Com a velocidade da internet e a decantada morte do formato físico – vinil e CD –, os álbuns deixam de ser “novidade”, pois invariavelmente 10 a cada 10 deles caem ao seu alcance na internet bem antes de aparecerem fresquinhos nas lojas de música. Lojas de música, não exatamente lojas de discos, veja bem. Estas últimas, até bem pouco tempo atrás atrativas, ponto de encontro de diversas tribos que contavam os dias à espera dos lançamentos de seus artistas favoritos, (quase) não existem mais.
Chemical Brothers: música na web muito antes do lançamento retrata nova dinâmica do mercado
Se por um lado o consumidor de música ia a uma dessas lojas para conferir as novidades, comprar o álbum para em seguida chegar em casa e curti-lo da primeira à última faixa, hoje o roteiro é diferente: com a facilidade de acesso ao MP3, por vias legais ou não, o ouvinte está menos apegado à essência, pois passou a se identificar com canções esporádicas de muitas bandas e dificilmente com um álbum completo de poucas bandas. A lei hoje é: dose cavalar de informação disponível e pouco tempo para assimilar tudo. A fila musical, nos novos tempos, estes tempos, não anda. Ela voa.

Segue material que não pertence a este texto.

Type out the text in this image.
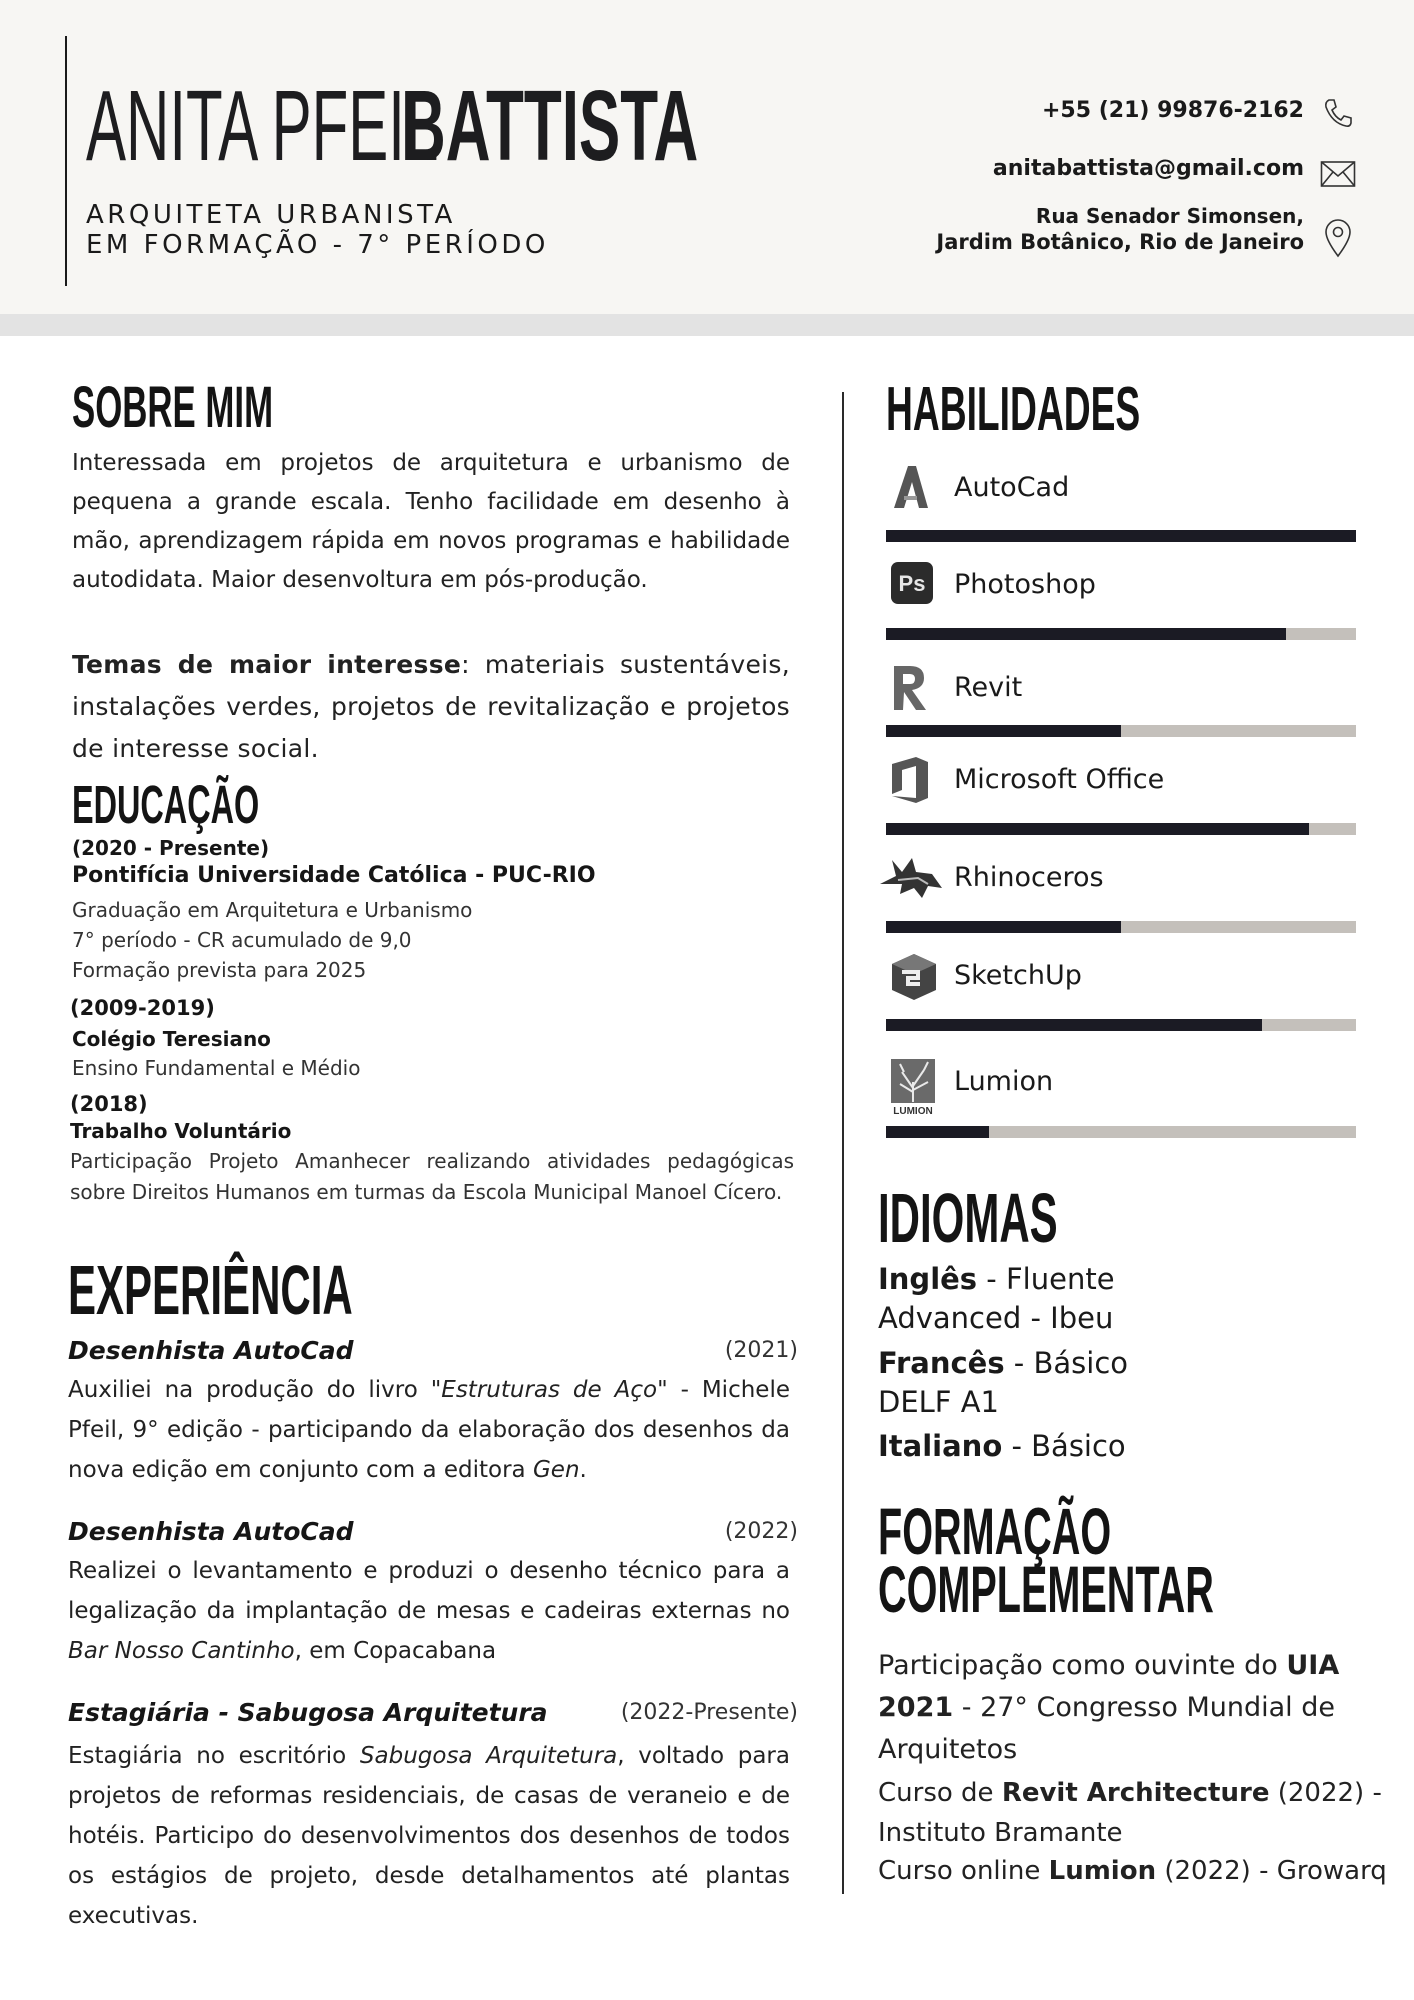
ANITA PFEIL
BATTISTA
ARQUITETA URBANISTA
EM FORMAÇÃO - 7° PERÍODO
+55 (21) 99876-2162
anitabattista@gmail.com
Rua Senador Simonsen,
Jardim Botânico, Rio de Janeiro
SOBRE MIM
Interessada em projetos de arquitetura e urbanismo de pequena a grande escala. Tenho facilidade em desenho à mão, aprendizagem rápida em novos programas e habilidade autodidata. Maior desenvoltura em pós-produção.
Temas de maior interesse: materiais sustentáveis, instalações verdes, projetos de revitalização e projetos de interesse social.
EDUCAÇÃO
(2020 - Presente)
Pontifícia Universidade Católica - PUC-RIO
Graduação em Arquitetura e Urbanismo
7° período - CR acumulado de 9,0
Formação prevista para 2025
(2009-2019)
Colégio Teresiano
Ensino Fundamental e Médio
(2018)
Trabalho Voluntário
Participação Projeto Amanhecer realizando atividades pedagógicas sobre Direitos Humanos em turmas da Escola Municipal Manoel Cícero.
EXPERIÊNCIA
Desenhista AutoCad	(2021)
Auxiliei na produção do livro "Estruturas de Aço" - Michele Pfeil, 9° edição - participando da elaboração dos desenhos da nova edição em conjunto com a editora Gen.
Desenhista AutoCad	(2022)
Realizei o levantamento e produzi o desenho técnico para a legalização da implantação de mesas e cadeiras externas no Bar Nosso Cantinho, em Copacabana
Estagiária - Sabugosa Arquitetura	(2022-Presente)
Estagiária no escritório Sabugosa Arquitetura, voltado para projetos de reformas residenciais, de casas de veraneio e de hotéis. Participo do desenvolvimentos dos desenhos de todos os estágios de projeto, desde detalhamentos até plantas executivas.
HABILIDADES
AutoCad
Ps Photoshop
Revit
Microsoft Office
Rhinoceros
SketchUp
LUMION
Lumion
IDIOMAS
Inglês - Fluente
Advanced - Ibeu
Francês - Básico
DELF A1
Italiano - Básico
FORMAÇÃO
COMPLEMENTAR
Participação como ouvinte do UIA
2021 - 27° Congresso Mundial de
Arquitetos
Curso de Revit Architecture (2022) -
Instituto Bramante
Curso online Lumion (2022) - Growarq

A mudança é também conceitual. Somos levados a não prestar mais atenção a "detalhes" como ordem das músicas, quantidade (a cultura do single venceu a do álbum), unidade, continuidade, capas. Radicalizando na análise, dá para escrever teses sobre como a música hoje acaba servindo muito mais como trilha sonora de outra coisa, algo secundário.
Se nos tempos do vinil, o "ritual" da audição musical era maior, por a música não estar sempre à mão, hoje você ouve "a nova do Chemical Brothers" no computador mesmo, enquanto fala no MSN, manda recados no Twitter, posta no Facebook, conversa ao celular e está com a tevê ligada no futebol, por exemplo. Isso complica um pouco a digestão da música e nos precipita a dizer que já não se fazem grandes discos como antigamente. Por exemplo, você não consegue mais botar a música no centro de uma galera, naquela história de reunir amigos para ouvir um disco novo recém-lançado (ou não) de cabo a rabo, sem que alguém nessa galera saque o celular para "avisar" o mundo via Twitter que ela está "na casa de fulano ouvindo o álbum da banda x", enquanto a música, tadinha, esteja rolando lááá ao fundo.
Ao mesmo tempo, nunca foi tão fácil, ao alcance de um clique de mouse, achar tudo e qualquer coisa, incluindo raridades, dos artistas preferidos, de artistas não-preferidos, de artistas que você vai descobrir que serão seus preferidos. De cover inusitada a demos que não vão pro MySpace oficial a vídeos de apresentação ao vivo a meros videoclipes antes de a MTV sonhar em veicular.
O negócio é que a gente se cercou de toda a informação possível e está difícil filtrar tudo respeitando as mínimas condições de discernimento básico. Aí dá para fazer uma digressão e, por exemplo, criticar o resenhismo crônico que se abateu na internet: todo mundo de dedo em riste fazendo comentário mais ou menos ofensivo e precipitado sobre preferências pessoais. Meio estabelecendo um era do ódio e...
Bom, isso já fica para um futuro texto do futuro, lá por 2020, quando nós entendermos melhor o que está acontecendo.